Crunch let out a string of curses that were inventive, even for a veteran mech, and Kelly muttered a few of her own. Shoshin was silent, as was Ferris, as the dropship executed multiple counter-maneuvers and fired on the incoming missiles.
“Doesn’t Hittis have any damn surface to air defenses?” Kelly asked as four of the missiles made it past the ship’s defenses. “For fucksakes, we’re right on the edge of
alliance space! It’s not like we’re in the bosom of safety out here.”
“Damn things might be Iapetus’s SHORAD,” Crunch said.
“Civilian launch sites,” Shoshin said, his voice perfectly calm as the ship dipped and slewed through the air. “Not likely to be Iapetan short range air defense.”
Rika didn’t reply as the ship’s point defense beams took out another missile, but she wondered how someone could have so much hardware situated around a major population center.
Maybe Iapetus isn’t such a great place for the training facility.
“Fuck!” Ferris cried out. “Batts are dry; our beams are gonna take a minute to recharge.”
“What—” Rika began before Ferris interrupted.
“Hold on!”
The dropship was five hundred meters above the Aegean Ocean, traveling at seven hundred kilometers per hour. Ferris tipped the nose down, then spun the ship so the engines faced the water and decreased the burn. Ten seconds later, they disappeared beneath the waves.

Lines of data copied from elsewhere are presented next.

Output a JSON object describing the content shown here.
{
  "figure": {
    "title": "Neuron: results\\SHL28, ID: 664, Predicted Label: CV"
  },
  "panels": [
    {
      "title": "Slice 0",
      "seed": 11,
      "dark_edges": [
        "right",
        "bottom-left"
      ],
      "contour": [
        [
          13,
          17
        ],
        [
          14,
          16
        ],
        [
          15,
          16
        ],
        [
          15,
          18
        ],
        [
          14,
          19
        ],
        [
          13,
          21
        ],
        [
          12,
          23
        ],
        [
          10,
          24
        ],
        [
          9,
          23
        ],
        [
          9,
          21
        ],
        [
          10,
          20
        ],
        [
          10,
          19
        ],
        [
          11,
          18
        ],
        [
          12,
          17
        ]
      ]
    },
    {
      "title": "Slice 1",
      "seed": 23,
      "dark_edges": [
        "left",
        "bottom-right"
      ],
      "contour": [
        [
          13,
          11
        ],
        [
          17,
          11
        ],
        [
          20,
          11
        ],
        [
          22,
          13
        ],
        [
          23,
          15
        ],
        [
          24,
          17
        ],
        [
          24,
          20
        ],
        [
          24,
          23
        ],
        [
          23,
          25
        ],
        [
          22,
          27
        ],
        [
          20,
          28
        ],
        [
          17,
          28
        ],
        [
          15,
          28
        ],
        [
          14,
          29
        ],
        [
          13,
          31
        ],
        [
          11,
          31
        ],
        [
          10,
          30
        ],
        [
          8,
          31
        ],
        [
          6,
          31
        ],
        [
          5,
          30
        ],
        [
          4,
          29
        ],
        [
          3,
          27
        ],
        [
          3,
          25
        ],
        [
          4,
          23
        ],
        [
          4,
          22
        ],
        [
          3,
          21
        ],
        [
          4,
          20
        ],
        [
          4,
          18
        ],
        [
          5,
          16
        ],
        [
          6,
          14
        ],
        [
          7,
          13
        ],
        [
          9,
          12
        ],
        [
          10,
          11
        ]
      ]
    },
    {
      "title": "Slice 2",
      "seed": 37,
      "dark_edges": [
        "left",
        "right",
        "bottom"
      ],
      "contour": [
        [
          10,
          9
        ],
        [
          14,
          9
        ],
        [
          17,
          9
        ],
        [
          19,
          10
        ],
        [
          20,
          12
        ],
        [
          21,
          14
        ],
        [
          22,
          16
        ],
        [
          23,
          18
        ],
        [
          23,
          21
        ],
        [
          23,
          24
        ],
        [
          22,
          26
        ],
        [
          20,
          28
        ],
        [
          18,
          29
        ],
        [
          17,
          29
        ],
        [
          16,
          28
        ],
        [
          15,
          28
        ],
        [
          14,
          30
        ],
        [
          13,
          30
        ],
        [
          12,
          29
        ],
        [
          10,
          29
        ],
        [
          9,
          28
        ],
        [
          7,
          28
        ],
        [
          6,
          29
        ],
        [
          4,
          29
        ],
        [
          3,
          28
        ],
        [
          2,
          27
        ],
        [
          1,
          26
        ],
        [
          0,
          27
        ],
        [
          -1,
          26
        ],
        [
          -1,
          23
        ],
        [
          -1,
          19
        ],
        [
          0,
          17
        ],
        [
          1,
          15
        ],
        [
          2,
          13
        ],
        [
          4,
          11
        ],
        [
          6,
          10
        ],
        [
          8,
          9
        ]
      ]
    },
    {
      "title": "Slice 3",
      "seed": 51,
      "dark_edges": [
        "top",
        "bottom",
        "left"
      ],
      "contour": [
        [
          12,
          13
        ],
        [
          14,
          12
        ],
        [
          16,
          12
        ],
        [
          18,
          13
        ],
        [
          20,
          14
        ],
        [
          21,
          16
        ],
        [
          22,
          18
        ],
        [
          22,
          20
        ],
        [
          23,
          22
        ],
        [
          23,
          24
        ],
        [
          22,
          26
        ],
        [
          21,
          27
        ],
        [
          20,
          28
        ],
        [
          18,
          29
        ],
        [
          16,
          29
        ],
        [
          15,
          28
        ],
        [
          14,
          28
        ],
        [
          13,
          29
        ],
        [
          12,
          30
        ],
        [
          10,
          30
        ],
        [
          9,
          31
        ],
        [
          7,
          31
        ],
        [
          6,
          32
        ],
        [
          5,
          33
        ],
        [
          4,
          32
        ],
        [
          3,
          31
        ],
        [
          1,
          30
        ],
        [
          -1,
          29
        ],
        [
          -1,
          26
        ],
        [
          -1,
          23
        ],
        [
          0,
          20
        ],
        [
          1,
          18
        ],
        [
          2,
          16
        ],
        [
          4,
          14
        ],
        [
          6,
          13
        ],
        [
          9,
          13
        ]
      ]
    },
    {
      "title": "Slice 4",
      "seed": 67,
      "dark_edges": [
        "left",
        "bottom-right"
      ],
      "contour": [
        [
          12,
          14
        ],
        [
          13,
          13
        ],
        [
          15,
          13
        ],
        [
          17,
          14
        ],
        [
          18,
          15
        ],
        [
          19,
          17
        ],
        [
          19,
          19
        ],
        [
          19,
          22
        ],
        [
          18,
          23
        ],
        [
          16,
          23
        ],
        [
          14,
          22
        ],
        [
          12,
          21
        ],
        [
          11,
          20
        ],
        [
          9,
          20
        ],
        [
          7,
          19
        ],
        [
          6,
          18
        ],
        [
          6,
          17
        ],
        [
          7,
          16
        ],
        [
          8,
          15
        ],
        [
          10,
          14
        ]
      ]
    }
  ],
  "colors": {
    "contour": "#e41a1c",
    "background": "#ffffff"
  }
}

“The fuck?” Crunch cried out, and Rika echoed the sentiment. If there was one thing she knew about dropships, it was that they were not rated for travelling underwater.
The holo showed lights flare above the surface, but Ferris kept the ship moving ahead of the concussive wave.
“Ferris!” Rika called out, and she saw a hand wave back at her from the cockpit.
“Shut up, Captain!”
The ship spun again, and then lurched out of the water, a strange whining noise coming from the starboard side.
“Shit!” Ferris cried out. “One of the engines got waterlogged. That’s never happened before; steam pocket should have kept it clear!”
“ ‘Before’!?” Kelly shouted, as the ship pulled up a dozen meters over the waves and limped toward the shore.
“I’ve simmed this maneuver. Always wanted to try it,” Ferris called back. “Now shush, this thing doesn’t fly well on one engine.”
Another salvo of air-breathers launched from the ships in the harbor, and Rika bit her lip as the dropship closed the distance to the shore.
“Ferris! You need to set down. We can’t keep dodging missiles.”